Backtrack along the highway a bit to the Giant Forest Museum. Park your car here and explore the museum, learning all about giant sequoias. Take the shuttle to Moro Rock, then climb 400 stairs to get a stunning view of the park, overlooking the forest canopy.

Head back up the Generals Highway to Wuksachi Lodge, where you’ll retire for the night. Make reservations in advance for dinner at the lodge’s restaurant, The Peaks. Sip an aperitif on the deck and enjoy the sunset views. If you’d rather sleep under the stars, you’ll need to make reservations in advance for a spot at the Dorst Creek or Lodgepole Campgrounds.

two lane road through trees with mountains in the distance
Kings Canyon Scenic Byway. Photo © Bjoern Alberts/Dreamstime.

Day 2

You’ve got a couple hours of driving ahead of you today, so start the day early by stretching your legs with a hike. There are countless options, but some of the best include the ones that take you atop a granite dome: Little Baldy, Big Baldy Ridge, and Buena Vista Peak offer incredible views of the surrounding forests and valleys in less than five miles of hiking.

Get back in the car and take the scenic Generals Highway west and north until you reach Grant Grove. You can stop for a buffet lunch at Montecito Sequoia Lodge, or wait until the end of your drive and eat at the full-service Grant Grove Restaurant.

Take the stunning drive along the Kings Canyon Scenic Byway, which descends into Kings Canyon. If it’s a summer afternoon, take a break from the heat by exploring Boyden Cavern. Continue east toward Cedar Grove, being sure to stop at Grizzly Falls along the way. The misty waterfall is just off the highway and makes for a great photo op.

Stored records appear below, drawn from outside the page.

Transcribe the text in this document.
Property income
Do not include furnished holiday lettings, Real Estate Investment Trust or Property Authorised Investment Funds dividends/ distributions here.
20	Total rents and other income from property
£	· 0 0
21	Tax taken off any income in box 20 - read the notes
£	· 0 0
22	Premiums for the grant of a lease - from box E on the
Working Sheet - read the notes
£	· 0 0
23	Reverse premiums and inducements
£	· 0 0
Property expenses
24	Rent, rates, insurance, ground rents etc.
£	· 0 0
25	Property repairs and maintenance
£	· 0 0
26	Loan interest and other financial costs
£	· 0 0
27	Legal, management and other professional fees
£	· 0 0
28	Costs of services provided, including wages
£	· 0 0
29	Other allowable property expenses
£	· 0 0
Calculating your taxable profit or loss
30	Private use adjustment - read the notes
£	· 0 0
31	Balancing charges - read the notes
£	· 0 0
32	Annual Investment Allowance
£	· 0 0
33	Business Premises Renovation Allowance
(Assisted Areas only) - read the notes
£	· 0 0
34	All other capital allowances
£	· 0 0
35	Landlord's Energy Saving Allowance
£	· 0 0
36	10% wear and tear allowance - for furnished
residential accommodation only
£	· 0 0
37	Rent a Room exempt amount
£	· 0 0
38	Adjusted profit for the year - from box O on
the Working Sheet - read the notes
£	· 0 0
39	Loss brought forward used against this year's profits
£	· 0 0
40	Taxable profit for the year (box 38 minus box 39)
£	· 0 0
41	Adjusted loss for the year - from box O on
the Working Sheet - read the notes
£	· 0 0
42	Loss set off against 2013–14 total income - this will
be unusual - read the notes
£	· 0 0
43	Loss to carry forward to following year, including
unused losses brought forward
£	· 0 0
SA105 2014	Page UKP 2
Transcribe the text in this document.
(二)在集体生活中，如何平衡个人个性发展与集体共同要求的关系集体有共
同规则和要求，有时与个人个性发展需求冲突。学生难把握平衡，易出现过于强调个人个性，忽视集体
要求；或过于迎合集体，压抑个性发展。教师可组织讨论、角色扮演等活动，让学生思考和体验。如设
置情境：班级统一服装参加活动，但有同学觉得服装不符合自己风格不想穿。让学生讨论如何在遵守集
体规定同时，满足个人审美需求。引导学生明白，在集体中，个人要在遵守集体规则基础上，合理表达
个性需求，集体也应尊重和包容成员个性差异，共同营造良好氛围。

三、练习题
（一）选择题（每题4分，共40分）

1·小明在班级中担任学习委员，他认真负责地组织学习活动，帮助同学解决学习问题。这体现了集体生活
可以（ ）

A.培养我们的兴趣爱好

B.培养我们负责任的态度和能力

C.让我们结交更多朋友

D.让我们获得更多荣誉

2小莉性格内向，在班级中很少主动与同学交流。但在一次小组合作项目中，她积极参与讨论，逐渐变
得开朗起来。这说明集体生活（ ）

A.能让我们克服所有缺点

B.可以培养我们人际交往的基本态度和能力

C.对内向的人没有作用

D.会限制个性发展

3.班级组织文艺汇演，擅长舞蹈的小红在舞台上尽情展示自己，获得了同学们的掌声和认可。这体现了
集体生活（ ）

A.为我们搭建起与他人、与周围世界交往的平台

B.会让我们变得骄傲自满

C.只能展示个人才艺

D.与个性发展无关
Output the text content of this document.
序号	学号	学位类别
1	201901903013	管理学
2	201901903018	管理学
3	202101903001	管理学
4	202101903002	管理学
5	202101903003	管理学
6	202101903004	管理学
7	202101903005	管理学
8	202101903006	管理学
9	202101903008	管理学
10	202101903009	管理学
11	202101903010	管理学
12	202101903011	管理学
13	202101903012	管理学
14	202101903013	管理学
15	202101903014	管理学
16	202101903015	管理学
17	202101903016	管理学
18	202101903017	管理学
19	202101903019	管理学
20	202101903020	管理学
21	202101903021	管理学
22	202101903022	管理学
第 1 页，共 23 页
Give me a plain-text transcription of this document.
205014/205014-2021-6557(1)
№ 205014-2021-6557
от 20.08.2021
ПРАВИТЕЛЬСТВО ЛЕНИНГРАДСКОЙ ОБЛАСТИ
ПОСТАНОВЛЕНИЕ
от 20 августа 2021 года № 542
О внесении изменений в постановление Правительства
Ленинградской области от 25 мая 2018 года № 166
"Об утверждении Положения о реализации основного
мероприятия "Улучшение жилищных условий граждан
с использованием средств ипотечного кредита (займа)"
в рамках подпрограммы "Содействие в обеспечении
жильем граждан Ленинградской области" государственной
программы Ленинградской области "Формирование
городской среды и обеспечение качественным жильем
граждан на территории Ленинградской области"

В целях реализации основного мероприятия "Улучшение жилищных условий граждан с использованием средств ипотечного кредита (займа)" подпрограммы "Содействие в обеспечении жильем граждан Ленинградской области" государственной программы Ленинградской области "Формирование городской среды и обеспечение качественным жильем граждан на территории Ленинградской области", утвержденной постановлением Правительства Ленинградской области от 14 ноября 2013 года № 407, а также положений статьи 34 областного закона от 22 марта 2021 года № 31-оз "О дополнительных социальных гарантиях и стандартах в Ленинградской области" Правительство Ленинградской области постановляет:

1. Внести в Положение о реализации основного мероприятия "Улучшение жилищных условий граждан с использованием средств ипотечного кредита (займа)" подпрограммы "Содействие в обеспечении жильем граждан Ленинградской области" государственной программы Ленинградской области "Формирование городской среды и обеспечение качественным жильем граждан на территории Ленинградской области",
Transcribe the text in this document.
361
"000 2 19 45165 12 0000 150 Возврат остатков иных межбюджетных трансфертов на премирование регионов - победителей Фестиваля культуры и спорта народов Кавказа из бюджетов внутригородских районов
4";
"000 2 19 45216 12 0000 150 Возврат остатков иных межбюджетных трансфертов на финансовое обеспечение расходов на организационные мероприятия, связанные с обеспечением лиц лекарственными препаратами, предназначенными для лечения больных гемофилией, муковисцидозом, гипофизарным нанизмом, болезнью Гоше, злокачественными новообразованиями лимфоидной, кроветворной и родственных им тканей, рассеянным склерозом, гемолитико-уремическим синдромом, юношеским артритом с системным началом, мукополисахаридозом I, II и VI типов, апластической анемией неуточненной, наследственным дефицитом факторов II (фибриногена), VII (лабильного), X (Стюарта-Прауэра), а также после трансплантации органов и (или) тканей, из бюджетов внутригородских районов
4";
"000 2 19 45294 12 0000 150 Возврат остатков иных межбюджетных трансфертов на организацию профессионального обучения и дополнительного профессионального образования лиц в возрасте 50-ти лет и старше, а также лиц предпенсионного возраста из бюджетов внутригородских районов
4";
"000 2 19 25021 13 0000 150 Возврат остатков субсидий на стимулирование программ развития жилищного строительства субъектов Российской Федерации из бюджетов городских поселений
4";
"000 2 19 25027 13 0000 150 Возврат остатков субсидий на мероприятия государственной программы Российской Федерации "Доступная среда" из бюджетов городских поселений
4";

Check into Cedar Grove Lodge or set up camp at one of Cedar Grove’s four campgrounds. Enjoy a sunset meander through Zumwalt Meadow. Find a bench and watch the Kings River roll by. Have dinner at the Cedar Grove Grill. After dark, spend some time stargazing. You’re in one of the darkest places in the park, so the views are especially good.

roaring rapids in Kings Canyon National Park
Roaring River Falls. Photo © Tristan Brinildsen/Dreamstime.

Day 3

Pick one big activity for today. If you want to hike, you can enjoy the water at Mist Falls or take in the views from the Cedar Grove Overlook. To hit the trail on horseback, visit the Cedar Grove Pack Station. Or maybe sightseeing is more your speed: both Knapp’s Cabin and Roaring River Falls are a short distance off the highway.

Take the highway up and out of the canyon and return to Grant Grove. Visit the General Grant Tree, the world’s second largest tree, and admire the other sequoias that surround this giant. Stop in at the Grant Grove Market for picnic supplies, then enjoy a sunset dinner at Panoramic Point. Watch the skies above the Sierra fade from pink to purple to slate. Spend your last night at one of the Grant Grove Cabins and dream of your next trip to these magnificent parks.